Le mot race – Le mot et la chose (2/2)
Dans l’espace public en France, il y a aujourd’hui un paradoxe fondamental. D’un côté, il n’est question que de racisme ; de l’autre, il n’est pas question de parler de race. Autrement dit, on a la chose mais pas le mot pour la penser. Mais le paradoxe redouble : quiconque utilise le mot race, même en revendiquant des fins antiracistes, serait, sinon coupable, du moins comptable de cette poussée raciste. Autrement dit, c’est opposer le mot à la chose. On peut dès lors s’interroger : pour échapper à ce piège, pourquoi ne pas, tout simplement, remplacer race par racisme ?
En réalité, force est d’admettre que le problème tient à la définition de la chose plus qu’à l’usage du mot. Partons d’un syllogisme. Dans le monde universitaire, comme dans les médias, tout le monde (ou presque) est antiraciste ; et pourtant, tout le monde (ou presque) est blanc.

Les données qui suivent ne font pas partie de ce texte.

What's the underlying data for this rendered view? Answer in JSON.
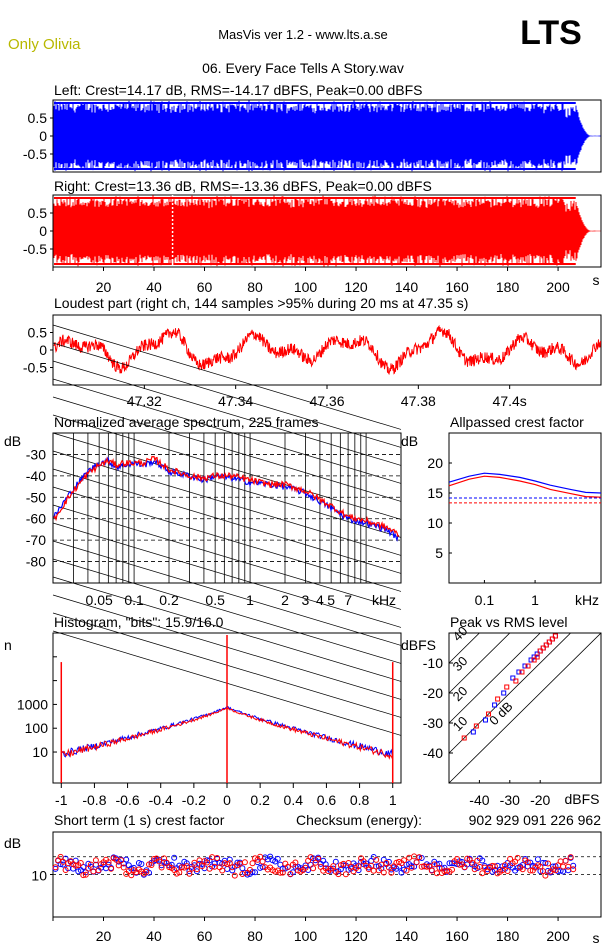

Comment conclure au racisme, sans contredire la prémisse majeure d’antiracisme ? C’est ici qu’on voit l’utilité du concept de race. Il sert à penser la contradiction inscrite, non pas dans ce raisonnement, mais dans notre société.

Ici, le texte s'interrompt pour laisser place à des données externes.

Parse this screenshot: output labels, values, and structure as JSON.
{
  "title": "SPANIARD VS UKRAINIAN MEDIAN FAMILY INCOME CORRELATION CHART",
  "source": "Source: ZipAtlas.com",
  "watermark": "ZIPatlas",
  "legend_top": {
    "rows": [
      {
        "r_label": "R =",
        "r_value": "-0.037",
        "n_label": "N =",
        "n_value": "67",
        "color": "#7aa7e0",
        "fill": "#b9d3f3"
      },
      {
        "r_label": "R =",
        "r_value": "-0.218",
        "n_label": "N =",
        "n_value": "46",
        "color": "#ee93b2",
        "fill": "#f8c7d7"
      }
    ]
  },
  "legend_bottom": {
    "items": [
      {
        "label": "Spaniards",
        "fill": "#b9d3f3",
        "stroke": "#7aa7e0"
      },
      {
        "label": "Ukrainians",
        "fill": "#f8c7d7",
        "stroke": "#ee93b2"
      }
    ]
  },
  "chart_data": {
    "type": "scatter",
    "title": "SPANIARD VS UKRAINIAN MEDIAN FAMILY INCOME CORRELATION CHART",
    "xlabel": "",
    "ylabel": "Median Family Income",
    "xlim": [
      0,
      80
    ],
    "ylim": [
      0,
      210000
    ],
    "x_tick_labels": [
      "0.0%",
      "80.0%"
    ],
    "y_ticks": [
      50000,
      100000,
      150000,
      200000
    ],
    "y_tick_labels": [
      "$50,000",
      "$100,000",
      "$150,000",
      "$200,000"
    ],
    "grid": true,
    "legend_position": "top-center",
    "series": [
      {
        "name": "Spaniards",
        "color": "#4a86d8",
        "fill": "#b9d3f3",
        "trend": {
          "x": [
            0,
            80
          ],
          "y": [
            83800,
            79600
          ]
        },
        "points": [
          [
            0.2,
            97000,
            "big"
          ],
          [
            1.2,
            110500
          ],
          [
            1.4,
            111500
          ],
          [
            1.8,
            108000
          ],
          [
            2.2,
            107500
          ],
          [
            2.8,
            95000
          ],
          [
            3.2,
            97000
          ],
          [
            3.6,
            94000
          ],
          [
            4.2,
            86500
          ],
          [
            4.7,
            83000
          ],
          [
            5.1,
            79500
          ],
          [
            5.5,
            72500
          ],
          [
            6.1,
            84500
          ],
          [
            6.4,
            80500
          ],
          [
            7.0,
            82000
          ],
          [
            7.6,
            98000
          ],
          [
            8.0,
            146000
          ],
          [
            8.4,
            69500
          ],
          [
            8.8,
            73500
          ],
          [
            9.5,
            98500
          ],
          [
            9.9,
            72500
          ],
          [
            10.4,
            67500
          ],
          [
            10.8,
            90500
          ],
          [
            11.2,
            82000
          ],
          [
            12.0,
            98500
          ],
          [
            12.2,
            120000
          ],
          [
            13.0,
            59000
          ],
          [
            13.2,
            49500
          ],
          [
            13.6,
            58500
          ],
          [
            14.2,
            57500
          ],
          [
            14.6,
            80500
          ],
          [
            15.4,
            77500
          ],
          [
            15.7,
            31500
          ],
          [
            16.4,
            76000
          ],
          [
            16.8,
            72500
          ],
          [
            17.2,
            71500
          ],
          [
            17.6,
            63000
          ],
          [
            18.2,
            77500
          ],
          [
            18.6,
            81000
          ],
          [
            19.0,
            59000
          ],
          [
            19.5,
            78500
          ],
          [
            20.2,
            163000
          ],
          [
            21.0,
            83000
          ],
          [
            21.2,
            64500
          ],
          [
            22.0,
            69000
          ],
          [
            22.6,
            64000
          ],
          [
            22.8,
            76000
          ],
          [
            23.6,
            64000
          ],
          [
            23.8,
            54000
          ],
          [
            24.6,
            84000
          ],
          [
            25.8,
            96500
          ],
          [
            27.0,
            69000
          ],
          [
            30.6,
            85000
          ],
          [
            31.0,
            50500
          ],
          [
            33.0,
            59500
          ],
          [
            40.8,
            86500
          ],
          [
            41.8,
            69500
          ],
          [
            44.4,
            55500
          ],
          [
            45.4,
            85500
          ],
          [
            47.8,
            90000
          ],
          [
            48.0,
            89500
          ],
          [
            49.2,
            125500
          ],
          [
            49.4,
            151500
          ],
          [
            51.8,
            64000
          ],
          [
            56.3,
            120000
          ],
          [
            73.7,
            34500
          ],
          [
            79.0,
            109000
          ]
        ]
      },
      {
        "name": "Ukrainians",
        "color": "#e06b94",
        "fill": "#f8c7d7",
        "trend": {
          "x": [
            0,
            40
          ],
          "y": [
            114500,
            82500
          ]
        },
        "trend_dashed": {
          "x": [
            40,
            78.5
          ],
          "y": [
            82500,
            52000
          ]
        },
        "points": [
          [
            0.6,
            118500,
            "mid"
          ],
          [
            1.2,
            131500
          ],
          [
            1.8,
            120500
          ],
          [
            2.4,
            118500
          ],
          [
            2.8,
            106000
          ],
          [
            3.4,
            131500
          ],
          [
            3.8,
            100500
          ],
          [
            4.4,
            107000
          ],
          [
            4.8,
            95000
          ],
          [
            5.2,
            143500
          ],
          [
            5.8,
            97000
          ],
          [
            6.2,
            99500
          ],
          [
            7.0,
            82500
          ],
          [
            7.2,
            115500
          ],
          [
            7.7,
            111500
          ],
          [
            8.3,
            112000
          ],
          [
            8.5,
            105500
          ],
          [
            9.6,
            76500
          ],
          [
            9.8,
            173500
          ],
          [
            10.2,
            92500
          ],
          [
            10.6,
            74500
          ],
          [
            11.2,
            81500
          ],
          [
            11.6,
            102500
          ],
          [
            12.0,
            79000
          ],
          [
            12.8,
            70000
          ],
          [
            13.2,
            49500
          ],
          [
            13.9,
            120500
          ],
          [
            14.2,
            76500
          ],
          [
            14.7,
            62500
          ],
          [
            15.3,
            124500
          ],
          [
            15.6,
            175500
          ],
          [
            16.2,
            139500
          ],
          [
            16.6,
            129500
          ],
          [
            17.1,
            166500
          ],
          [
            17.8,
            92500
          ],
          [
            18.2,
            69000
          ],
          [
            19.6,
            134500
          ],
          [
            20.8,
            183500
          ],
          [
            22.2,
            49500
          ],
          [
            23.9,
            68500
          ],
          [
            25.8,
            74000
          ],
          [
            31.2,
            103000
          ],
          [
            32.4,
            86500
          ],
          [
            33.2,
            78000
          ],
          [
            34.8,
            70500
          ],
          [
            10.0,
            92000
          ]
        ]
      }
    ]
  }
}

On comprend dès lors la difficulté actuellement rencontrée pour s’accorder à juger raciste, ou non, telle pratique, tel discours ou telle représentation, selon qu’on aborde la question en termes de race, ou pas. Dans l’actualité, songeons par exemple aux controverses récurrentes sur le blackface. Dans le débat public, la plupart reconnaissent désormais que cette pratique relève du racisme – mais en ajoutant : si et seulement si l’intention en est raciste. Autrement dit, c’est continuer d’écarter la définition du racisme par ses conséquences, dans une société où l’on peut jouer au Noir quand on est blanc, mais pas jouer au Blanc quand on est noir. Les protestations des activistes sont alors récusées comme le signe de leur inculture (« ils ne comprennent pas l’art ! ») ou d’une intolérance qui menace la liberté d’expression (« ils ne respectent pas l’art ! »). Tout se passe comme si, jusque dans les rangs des sciences sociales françaises, le racisme restait un fait individuel plutôt qu’un fait social.

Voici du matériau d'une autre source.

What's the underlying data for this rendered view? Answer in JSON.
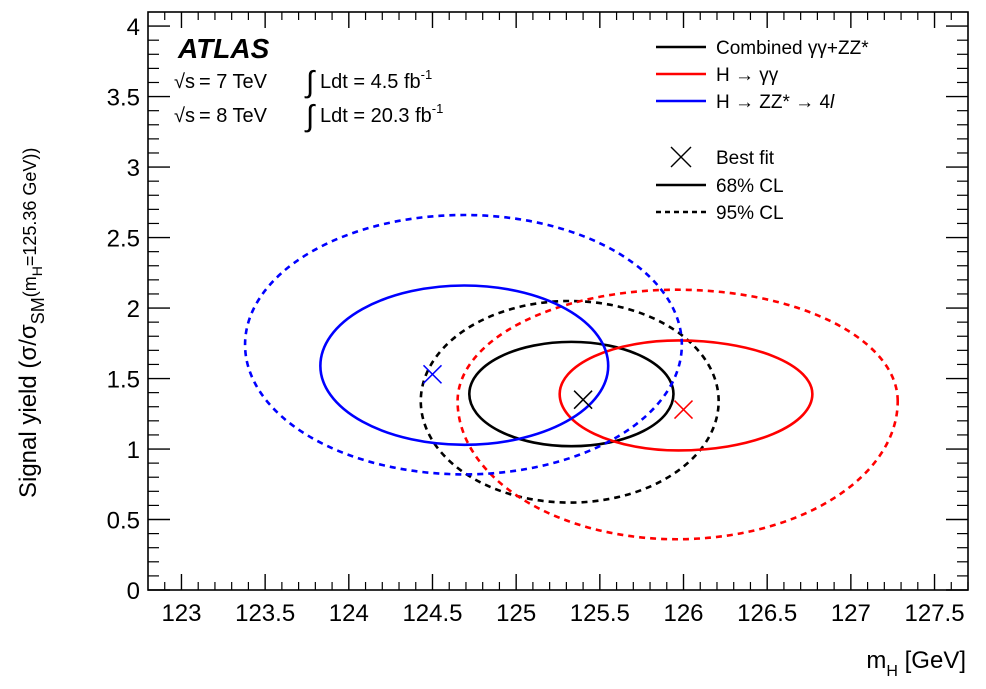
{
  "chart_data": {
    "type": "contour",
    "experiment": "ATLAS",
    "energy_lines": [
      {
        "sqrt": "√s",
        "energy": "= 7 TeV",
        "lumi_prefix": "Ldt = 4.5 fb",
        "lumi_exp": "-1"
      },
      {
        "sqrt": "√s",
        "energy": "= 8 TeV",
        "lumi_prefix": "Ldt = 20.3 fb",
        "lumi_exp": "-1"
      }
    ],
    "xlabel": {
      "base": "m",
      "sub": "H",
      "rest": " [GeV]"
    },
    "ylabel": {
      "p1": "Signal yield (σ/σ",
      "sub1": "SM",
      "p2": "(m",
      "sub2": "H",
      "p3": "=125.36 GeV))"
    },
    "xlim": [
      122.8,
      127.7
    ],
    "ylim": [
      0,
      4.1
    ],
    "xticks": [
      {
        "v": 123,
        "label": "123"
      },
      {
        "v": 123.5,
        "label": "123.5"
      },
      {
        "v": 124,
        "label": "124"
      },
      {
        "v": 124.5,
        "label": "124.5"
      },
      {
        "v": 125,
        "label": "125"
      },
      {
        "v": 125.5,
        "label": "125.5"
      },
      {
        "v": 126,
        "label": "126"
      },
      {
        "v": 126.5,
        "label": "126.5"
      },
      {
        "v": 127,
        "label": "127"
      },
      {
        "v": 127.5,
        "label": "127.5"
      }
    ],
    "yticks": [
      {
        "v": 0,
        "label": "0"
      },
      {
        "v": 0.5,
        "label": "0.5"
      },
      {
        "v": 1,
        "label": "1"
      },
      {
        "v": 1.5,
        "label": "1.5"
      },
      {
        "v": 2,
        "label": "2"
      },
      {
        "v": 2.5,
        "label": "2.5"
      },
      {
        "v": 3,
        "label": "3"
      },
      {
        "v": 3.5,
        "label": "3.5"
      },
      {
        "v": 4,
        "label": "4"
      }
    ],
    "legend": {
      "placement": "top-right",
      "entries": [
        {
          "label": "Combined γγ+ZZ*",
          "color": "#000000",
          "style": "solid"
        },
        {
          "label": "H → γγ",
          "color": "#ff0000",
          "style": "solid"
        },
        {
          "label": "H → ZZ* → 4",
          "italic_suffix": "l",
          "color": "#0000ff",
          "style": "solid"
        },
        {
          "label": "Best fit",
          "color": "#000000",
          "style": "marker"
        },
        {
          "label": "68% CL",
          "color": "#000000",
          "style": "solid"
        },
        {
          "label": "95% CL",
          "color": "#000000",
          "style": "dashed"
        }
      ]
    },
    "series": [
      {
        "name": "Combined γγ+ZZ*",
        "color": "#000000",
        "best_fit": {
          "x": 125.4,
          "y": 1.35
        },
        "cl68": {
          "cx": 125.33,
          "cy": 1.39,
          "x_min": 124.72,
          "x_max": 125.94,
          "y_min": 1.02,
          "y_max": 1.76
        },
        "cl95": {
          "cx": 125.32,
          "cy": 1.34,
          "x_min": 124.43,
          "x_max": 126.21,
          "y_min": 0.62,
          "y_max": 2.05
        }
      },
      {
        "name": "H → γγ",
        "color": "#ff0000",
        "best_fit": {
          "x": 126.0,
          "y": 1.28
        },
        "cl68": {
          "cx": 125.97,
          "cy": 1.39,
          "x_min": 125.26,
          "x_max": 126.77,
          "y_min": 0.99,
          "y_max": 1.77
        },
        "cl95": {
          "cx": 125.96,
          "cy": 1.34,
          "x_min": 124.65,
          "x_max": 127.28,
          "y_min": 0.36,
          "y_max": 2.13
        }
      },
      {
        "name": "H → ZZ* → 4l",
        "color": "#0000ff",
        "best_fit": {
          "x": 124.5,
          "y": 1.53
        },
        "cl68": {
          "cx": 124.69,
          "cy": 1.59,
          "x_min": 123.83,
          "x_max": 125.55,
          "y_min": 1.03,
          "y_max": 2.16
        },
        "cl95": {
          "cx": 124.69,
          "cy": 1.74,
          "x_min": 123.38,
          "x_max": 125.99,
          "y_min": 0.82,
          "y_max": 2.66
        }
      }
    ]
  }
}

Prenons un second exemple, au cœur des débats sur l’identité nationale : le football. Il y a bien sûr consensus pour dénoncer le racisme des cris de singes dans les tribunes des stades ; et beaucoup se rejoignent encore pour s’opposer aux attaques récurrentes contre des joueurs racisés de l’équipe de France de football, accusés de ne pas chanter l’hymne national. Les réactions sont en revanche partagées lorsque l’humoriste sud-africain Trevor Noah, le 16 juillet 2018, s’amuse à crier dans le Daily Show : « L’Afrique a gagné la Coupe du Monde ! » Nombre de sportifs français de couleur ont vivement réagi, et jusqu’à l’ambassadeur de France aux États-Unis : le chantre du grand remplacement, Renaud Camus, n’avait-il pas ironisé en miroir sur la finale : « J’aime bien les Africains mais pour le match Afrique-Europe, dimanche, ils ne m’en voudront pas de soutenir l’équipe de mon peuple, les Européens », soit la Croatie plutôt que la France ? La plaisanterie du présentateur du soir serait-elle raciste de la même manière, ou bien plutôt n’est-elle pas une façon de retourner le discours de la race en France, en soulignant son histoire coloniale ?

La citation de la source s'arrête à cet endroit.